Luang Prabang: delve into its culture and environment

Get up close to the folklore of one of the most beautiful cities in Thailand. In Luang Prabang, we will have the opportunity to walk through unique places.

Today in My Trip we want you to join us on a short tour of the culture and surroundings of one of the most beautiful cities in Thailand: Luang Prabang. This is located in the heart of Southeast Asia, in Laos, and offers its visitors the opportunity to get lost in truly unique natural corners.

The characteristic nature created around the Mekong River and the folklore that is still almost intact have made Luang Prabang one of the three most touristic cities in the country. In fact, the position is currently being disputed with other cities in Laos such as Vientiane and Champassak. Would you like to join us on this exotic journey?

The origin of the jewel of Laos

The origin of this beautiful city begins with a marriage bond. It would be the Khmer princess of Angkor who, after accepting the marriage proposal of the Lao prince, would give life to this city. Both rulers thus founded the kingdom of Lan Xang, which translates as “a million elephants “.

The city, formerly known as Muang Sua, was built in a unique location: right between the Mekong and Nam Khane rivers. In addition, it is sheltered by the sacred mount Phousi.

The splendor of Luang Prabang begins in the fourteenth century thanks to the good management of the Buddhist monks.

However, it would not last long. Years later the city would be conquered by the French. European influence, as in other parts of Thailand, has shaped a unique cultural environment.

By becoming a French colony, it was part of ancient Indochina along with other major countries such as Vietnam and Cambodia. Thus, Luang Prabang would be the capital of Laos until the fourteenth century. Then it was moved to Vientiane, purely for defensive and commercial strategy against the Burmese invasion.

This extraordinary city in Southeast Asia remains, even today, the spiritual and cultural capital of Laos.

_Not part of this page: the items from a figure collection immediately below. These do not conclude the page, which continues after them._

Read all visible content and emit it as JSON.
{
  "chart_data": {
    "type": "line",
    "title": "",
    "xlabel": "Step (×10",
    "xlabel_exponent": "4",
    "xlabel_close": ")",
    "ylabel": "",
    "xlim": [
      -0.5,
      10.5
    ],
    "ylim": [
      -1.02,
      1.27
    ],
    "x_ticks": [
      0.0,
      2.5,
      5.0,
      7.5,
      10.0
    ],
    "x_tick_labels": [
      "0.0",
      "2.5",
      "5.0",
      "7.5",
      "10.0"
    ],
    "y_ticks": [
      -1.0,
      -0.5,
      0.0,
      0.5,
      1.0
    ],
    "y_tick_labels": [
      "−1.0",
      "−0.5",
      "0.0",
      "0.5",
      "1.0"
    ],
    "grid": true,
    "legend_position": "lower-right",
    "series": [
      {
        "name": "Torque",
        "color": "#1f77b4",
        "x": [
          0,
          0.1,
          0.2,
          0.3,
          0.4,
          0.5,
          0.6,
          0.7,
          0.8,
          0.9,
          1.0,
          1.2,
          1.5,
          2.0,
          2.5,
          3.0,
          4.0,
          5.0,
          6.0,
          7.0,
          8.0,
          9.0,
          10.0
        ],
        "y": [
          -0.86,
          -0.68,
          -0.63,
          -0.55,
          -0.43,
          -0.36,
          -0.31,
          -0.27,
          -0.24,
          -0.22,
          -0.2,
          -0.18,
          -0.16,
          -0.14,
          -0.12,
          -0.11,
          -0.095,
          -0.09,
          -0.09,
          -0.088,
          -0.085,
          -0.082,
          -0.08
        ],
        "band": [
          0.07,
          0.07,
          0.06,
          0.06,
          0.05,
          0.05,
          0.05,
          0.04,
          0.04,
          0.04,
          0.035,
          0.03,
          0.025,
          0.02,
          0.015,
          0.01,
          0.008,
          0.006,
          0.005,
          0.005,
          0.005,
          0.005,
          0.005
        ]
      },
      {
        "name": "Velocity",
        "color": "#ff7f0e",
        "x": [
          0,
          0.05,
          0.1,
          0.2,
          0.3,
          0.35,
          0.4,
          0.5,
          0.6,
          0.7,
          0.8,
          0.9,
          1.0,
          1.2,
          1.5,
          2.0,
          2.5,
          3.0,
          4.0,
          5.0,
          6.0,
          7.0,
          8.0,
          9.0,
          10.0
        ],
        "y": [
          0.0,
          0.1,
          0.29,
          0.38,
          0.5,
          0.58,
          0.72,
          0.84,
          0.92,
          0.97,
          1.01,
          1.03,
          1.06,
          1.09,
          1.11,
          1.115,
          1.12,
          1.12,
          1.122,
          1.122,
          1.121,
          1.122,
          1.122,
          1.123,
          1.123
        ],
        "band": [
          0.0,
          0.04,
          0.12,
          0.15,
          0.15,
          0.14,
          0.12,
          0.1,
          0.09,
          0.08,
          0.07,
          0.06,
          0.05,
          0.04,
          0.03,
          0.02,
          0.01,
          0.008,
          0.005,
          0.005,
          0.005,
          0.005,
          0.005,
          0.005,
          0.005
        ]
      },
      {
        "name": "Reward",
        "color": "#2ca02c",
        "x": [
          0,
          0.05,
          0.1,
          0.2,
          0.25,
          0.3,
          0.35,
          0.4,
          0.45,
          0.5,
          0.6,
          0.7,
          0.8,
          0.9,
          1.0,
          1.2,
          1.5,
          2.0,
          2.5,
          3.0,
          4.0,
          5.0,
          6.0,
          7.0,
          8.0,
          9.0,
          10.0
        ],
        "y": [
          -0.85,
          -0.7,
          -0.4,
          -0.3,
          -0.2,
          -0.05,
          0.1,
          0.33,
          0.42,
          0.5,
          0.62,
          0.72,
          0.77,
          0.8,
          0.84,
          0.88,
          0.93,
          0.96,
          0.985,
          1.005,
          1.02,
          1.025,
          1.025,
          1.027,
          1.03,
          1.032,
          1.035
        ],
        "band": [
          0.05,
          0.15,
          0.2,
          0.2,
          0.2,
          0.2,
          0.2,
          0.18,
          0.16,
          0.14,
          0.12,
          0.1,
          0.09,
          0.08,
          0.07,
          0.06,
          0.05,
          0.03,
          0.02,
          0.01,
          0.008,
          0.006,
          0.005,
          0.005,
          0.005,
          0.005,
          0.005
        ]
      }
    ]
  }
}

And not only for its number of temples but for the preservation of traditions since its foundation.

And it is that here they have been able to live in harmony with the nature that surrounds them and learn to love even other cultures such as the French. It is not uncommon to find cafes where you can read quietly in a colonial atmosphere and savor some crepes or baguettes. For all these reasons, it was declared a World Heritage Site in 1995.

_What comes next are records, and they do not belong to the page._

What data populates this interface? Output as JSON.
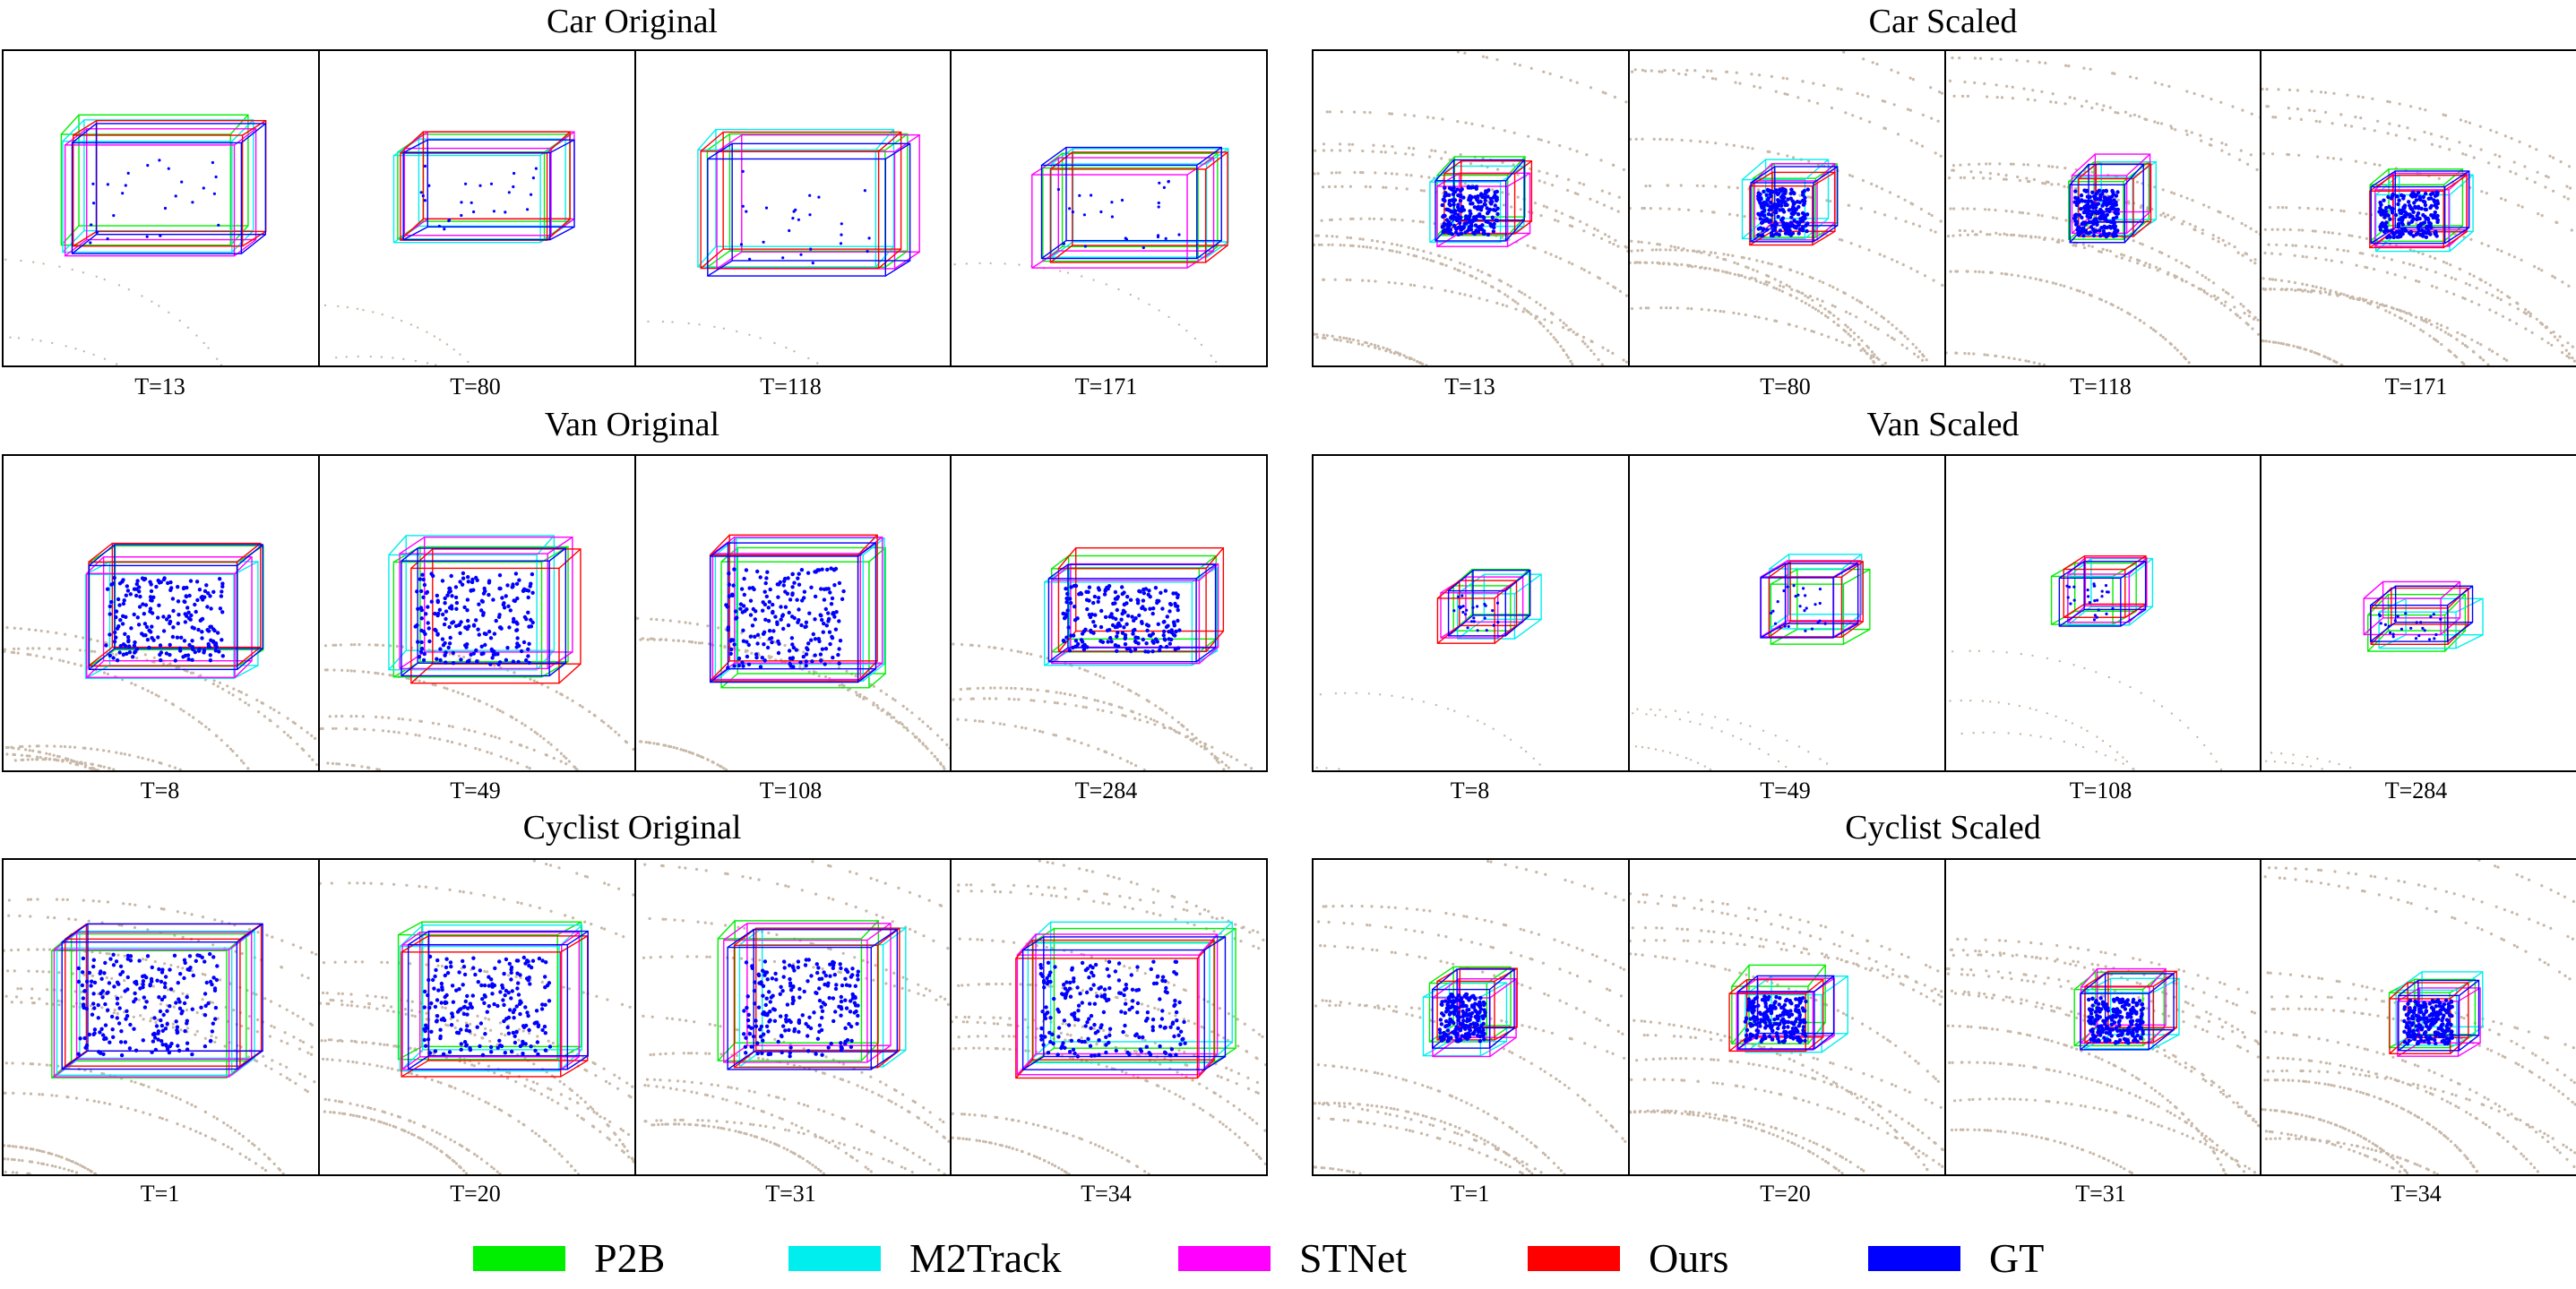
{
  "groups": [
    {
      "title": "Car Original",
      "frames": [
        "T=13",
        "T=80",
        "T=118",
        "T=171"
      ],
      "points": "sparse"
    },
    {
      "title": "Car Scaled",
      "frames": [
        "T=13",
        "T=80",
        "T=118",
        "T=171"
      ],
      "points": "dense"
    },
    {
      "title": "Van Original",
      "frames": [
        "T=8",
        "T=49",
        "T=108",
        "T=284"
      ],
      "points": "mixed"
    },
    {
      "title": "Van Scaled",
      "frames": [
        "T=8",
        "T=49",
        "T=108",
        "T=284"
      ],
      "points": "sparse"
    },
    {
      "title": "Cyclist Original",
      "frames": [
        "T=1",
        "T=20",
        "T=31",
        "T=34"
      ],
      "points": "dense"
    },
    {
      "title": "Cyclist Scaled",
      "frames": [
        "T=1",
        "T=20",
        "T=31",
        "T=34"
      ],
      "points": "dense"
    }
  ],
  "legend": [
    {
      "label": "P2B",
      "color": "#00ee00"
    },
    {
      "label": "M2Track",
      "color": "#00eeee"
    },
    {
      "label": "STNet",
      "color": "#ff00ff"
    },
    {
      "label": "Ours",
      "color": "#ff0000"
    },
    {
      "label": "GT",
      "color": "#0000ff"
    }
  ],
  "colors": {
    "lidar_points": "#c8b8a8",
    "target_points": "#0000ff",
    "frame_border": "#000000"
  }
}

What to do in Luang Prabang?

If what we are looking for is to get to know their culture better, we recommend you attend the Tak Bat Ceremony, also known as the Alms Giving Ceremony. It starts every day at 6 in the morning. Here Buddhist monks walk the streets dressed in their ceremonial dress and with a metal container. In this, the inhabitants offer rice, fruit, or cookies to the monks. This ceremony is performed in the 35 temples of the city.

It is also highly recommended to walk through the streets of the city to visit its markets. We want to highlight the opportunity to try its rich gastronomy and learn the ins and outs of its trade in the night market. It can be accessed from Sisavangvong Street and is open to the public from 5 p.m. to 10 p.m.

Another recommended activity is to cross the famous bamboo bridge. Thanks to this curious construction we can walk on the Nam Khan River. A curiosity of this bridge is that it is renewed with each dry season since during the rainy season it is covered by the waters of the river.

Finally, we should not miss the opportunity to take a boat ride on the Mekong River, especially at sunset, to enjoy one of the best postcards in the city.

What to see on the outskirts of Luang Prabang?

Undoubtedly, one of the most typical environments of Luang Prabang is the Tat Kuang Si waterfalls, located just 30 kilometers from the city. Here we can take a bath in its magical turquoise waters and climb the rocks to feel part of this jungle full of life. In addition, in the surroundings, we will find all kinds of services, from restaurants to local fruit stalls.

Another of the most famous enclaves is Mount Phu Sí, which is 100 meters high. The journey to the top is done by climbing a long staircase of more than 300 steps. The effort will be worth it, not only for the views but for having the opportunity to visit the Wat Chom Si temple. This was built in 1804 by King Anourat and features a golden Buddha statue that receives offerings every day.